Bitte was? Tiki? Na, ich seh schon, wir müssen wohl ein Stück weiter
vorne anfangen – und zwar im frühen 20. Jahrhundert. Bereits um 1940
kam man auf die Modeerscheinung Tiki. Inspiriert durch die Ahnenfiguren
einiger Südseekulturen wurden die aufwendigen Schnitzereien im Design
dieser Figuren in fast allen Bereichen des Lebens aufgenommen. Und
neben Schmuckdesignern, Künstlern und Möbelschreinern waren schnell
auch die Gastronomen vom Südseefieber infiziert: die Tiki-Bars schossen
aus dem Boden. Die Gestaltung der Gastflächen wurde zu einer Kunstform
erhoben, in deren Mittelpunkt die Lebensfreude und das Kunsthandwerk
der Südsee standen. Besonders charmant wirken auch heute noch die
Tiki-Mugs auf den Betrachter, die so etwas sind wie die Cocktailgläser
der ersten Stunde. Sie waren den Ahnenfiguren der Inselbewohner
nachempfunden und ausgehöhlt, um möglichst große Mengen flüssiger
Leckereien aufnehmen zu können.
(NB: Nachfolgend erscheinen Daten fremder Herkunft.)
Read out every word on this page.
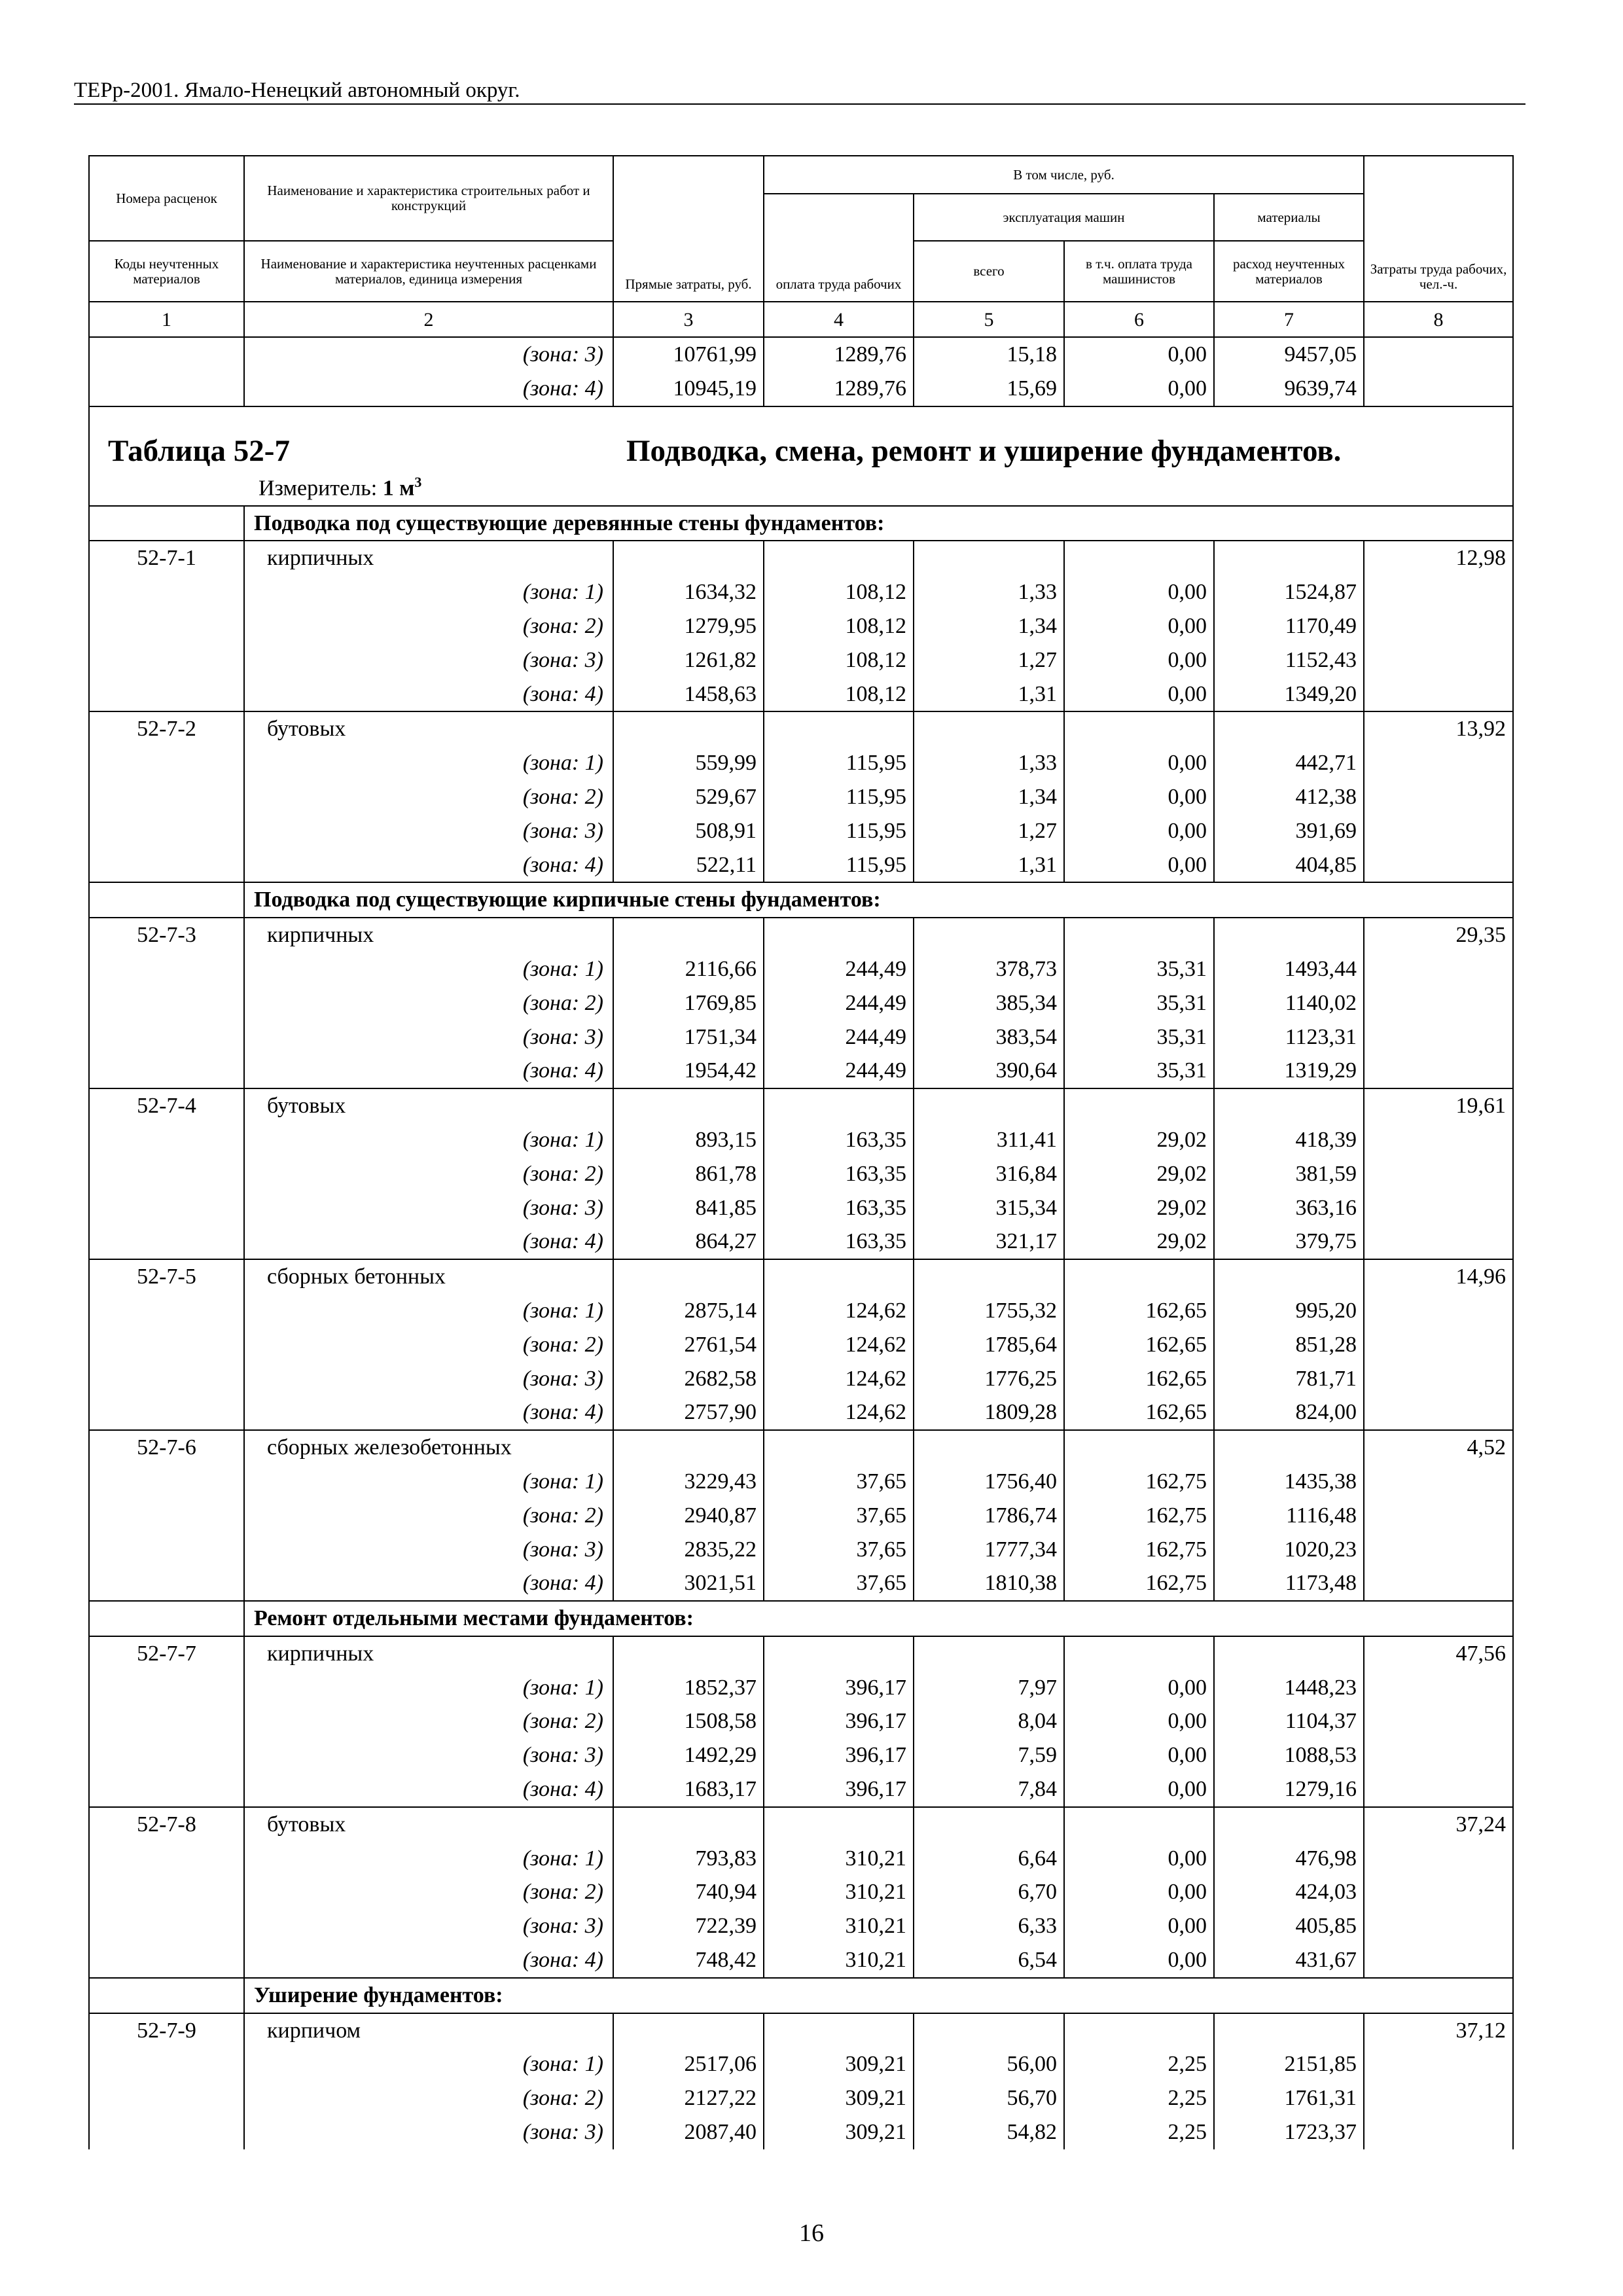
ТЕРр-2001. Ямало-Ненецкий автономный округ.
Номера расценок	Наименование и характеристика строительных работ и конструкций	Прямые затраты, руб.	В том числе, руб.				Затраты труда рабочих, чел.-ч.
			оплата труда рабочих	эксплуатация машин		материалы	
Коды неучтенных материалов	Наименование и характеристика неучтенных расценками материалов, единица измерения			всего	в т.ч. оплата труда машинистов	расход неучтенных материалов	

1	2	3	4	5	6	7	8
	(зона: 3)	10761,99	1289,76	15,18	0,00	9457,05	
	(зона: 4)	10945,19	1289,76	15,69	0,00	9639,74	

Таблица 52-7 Подводка, смена, ремонт и уширение фундаментов.
Измеритель: 1 $м^3$

	Подводка под существующие деревянные стены фундаментов:						
52-7-1	кирпичных						12,98
	(зона: 1)	1634,32	108,12	1,33	0,00	1524,87	
	(зона: 2)	1279,95	108,12	1,34	0,00	1170,49	
	(зона: 3)	1261,82	108,12	1,27	0,00	1152,43	
	(зона: 4)	1458,63	108,12	1,31	0,00	1349,20	
52-7-2	бутовых						13,92
	(зона: 1)	559,99	115,95	1,33	0,00	442,71	
	(зона: 2)	529,67	115,95	1,34	0,00	412,38	
	(зона: 3)	508,91	115,95	1,27	0,00	391,69	
	(зона: 4)	522,11	115,95	1,31	0,00	404,85	
	Подводка под существующие кирпичные стены фундаментов:						
52-7-3	кирпичных						29,35
	(зона: 1)	2116,66	244,49	378,73	35,31	1493,44	
	(зона: 2)	1769,85	244,49	385,34	35,31	1140,02	
	(зона: 3)	1751,34	244,49	383,54	35,31	1123,31	
	(зона: 4)	1954,42	244,49	390,64	35,31	1319,29	
52-7-4	бутовых						19,61
	(зона: 1)	893,15	163,35	311,41	29,02	418,39	
	(зона: 2)	861,78	163,35	316,84	29,02	381,59	
	(зона: 3)	841,85	163,35	315,34	29,02	363,16	
	(зона: 4)	864,27	163,35	321,17	29,02	379,75	
52-7-5	сборных бетонных						14,96
	(зона: 1)	2875,14	124,62	1755,32	162,65	995,20	
	(зона: 2)	2761,54	124,62	1785,64	162,65	851,28	
	(зона: 3)	2682,58	124,62	1776,25	162,65	781,71	
	(зона: 4)	2757,90	124,62	1809,28	162,65	824,00	
52-7-6	сборных железобетонных						4,52
	(зона: 1)	3229,43	37,65	1756,40	162,75	1435,38	
	(зона: 2)	2940,87	37,65	1786,74	162,75	1116,48	
	(зона: 3)	2835,22	37,65	1777,34	162,75	1020,23	
	(зона: 4)	3021,51	37,65	1810,38	162,75	1173,48	
	Ремонт отдельными местами фундаментов:						
52-7-7	кирпичных						47,56
	(зона: 1)	1852,37	396,17	7,97	0,00	1448,23	
	(зона: 2)	1508,58	396,17	8,04	0,00	1104,37	
	(зона: 3)	1492,29	396,17	7,59	0,00	1088,53	
	(зона: 4)	1683,17	396,17	7,84	0,00	1279,16	
52-7-8	бутовых						37,24
	(зона: 1)	793,83	310,21	6,64	0,00	476,98	
	(зона: 2)	740,94	310,21	6,70	0,00	424,03	
	(зона: 3)	722,39	310,21	6,33	0,00	405,85	
	(зона: 4)	748,42	310,21	6,54	0,00	431,67	
	Уширение фундаментов:						
52-7-9	кирпичом						37,12
	(зона: 1)	2517,06	309,21	56,00	2,25	2151,85	
	(зона: 2)	2127,22	309,21	56,70	2,25	1761,31	
	(зона: 3)	2087,40	309,21	54,82	2,25	1723,37	
16
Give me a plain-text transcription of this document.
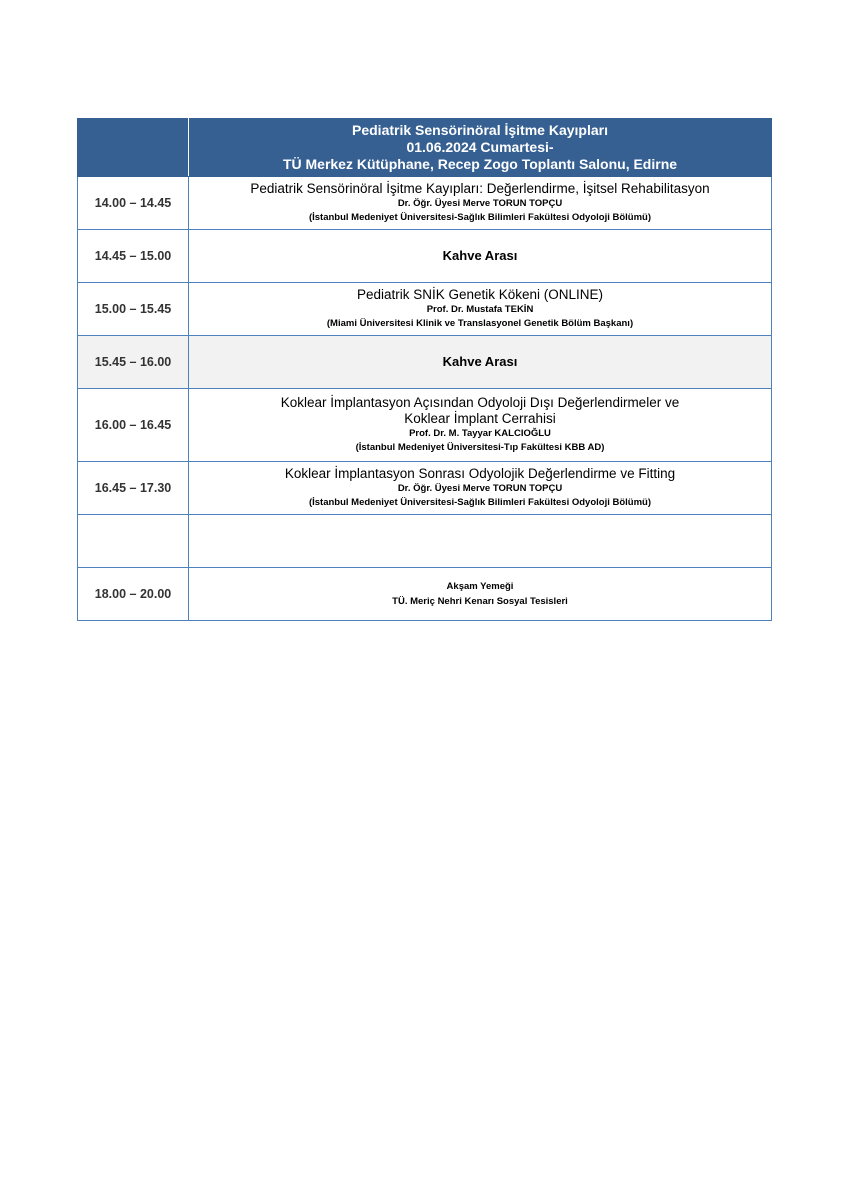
	Pediatrik Sensörinöral İşitme Kayıpları
01.06.2024 Cumartesi-
TÜ Merkez Kütüphane, Recep Zogo Toplantı Salonu, Edirne

14.00 – 14.45	Pediatrik Sensörinöral İşitme Kayıpları: Değerlendirme, İşitsel Rehabilitasyon
Dr. Öğr. Üyesi Merve TORUN TOPÇU
(İstanbul Medeniyet Üniversitesi-Sağlık Bilimleri Fakültesi Odyoloji Bölümü)

14.45 – 15.00	Kahve Arası
15.00 – 15.45	Pediatrik SNİK Genetik Kökeni (ONLINE)
Prof. Dr. Mustafa TEKİN
(Miami Üniversitesi Klinik ve Translasyonel Genetik Bölüm Başkanı)

15.45 – 16.00	Kahve Arası
16.00 – 16.45	Koklear İmplantasyon Açısından Odyoloji Dışı Değerlendirmeler ve
Koklear İmplant Cerrahisi
Prof. Dr. M. Tayyar KALCIOĞLU
(İstanbul Medeniyet Üniversitesi-Tıp Fakültesi KBB AD)

16.45 – 17.30	Koklear İmplantasyon Sonrası Odyolojik Değerlendirme ve Fitting
Dr. Öğr. Üyesi Merve TORUN TOPÇU
(İstanbul Medeniyet Üniversitesi-Sağlık Bilimleri Fakültesi Odyoloji Bölümü)

18.00 – 20.00	Akşam Yemeği
TÜ. Meriç Nehri Kenarı Sosyal Tesisleri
Einer der in dieser Szene zuhause war
und die Mugs kunstvoll füllte, war Victor Bergeron, der für sich auch
gleich mal in Anspruch nahm, eine der großen Barlegenden kreiiert zu
haben – den Mai Tai. So einer arbeitet natürlich nicht unter seinem
eigenen Namen, und so wurde unter dem Pseudonym Trader Vic gemixt, was
die Hütte aushält. Da zu dieser Zeit viele die Meinung vertraten, die
Cocktailrezepte wären das eigentliche Kapital einer Bar, wurden diese
Rezepte auch lange nicht mit anderen geteilt, und nicht zuletzt aus
diesem Grund kursiert eine große Menge unterschiedlicher Rezepte zu den
Drinks dieser Zeit. Schade für unsere Barlandschaft ist das
Verschwinden dieser Perlen der Innenarchitektur in den 70er Jahren, zum
großen Glück für uns wurden vorher die Rezepte der Bars doch noch
veröffentlicht. Und zu eurem großen Glück bin ich kein Geheimniskrämer
wie der Vic, hier also mal ein leckeres Rezept für den Mai Tai, mit in
paar Zutaten, die (fast) jeder zuhause hat:
2 cl Zitronensaft
1,5 cl Roses Lime Juice
2,5 cl Apricot Brandy
6 cl Myers Rum
3 cl Ananassaft
0,5 cl Mandelsirup
Auf Eiswürfel schütteln und auf gestoßenes Eis abseihen – schnell austrinken und einen zweiten machen.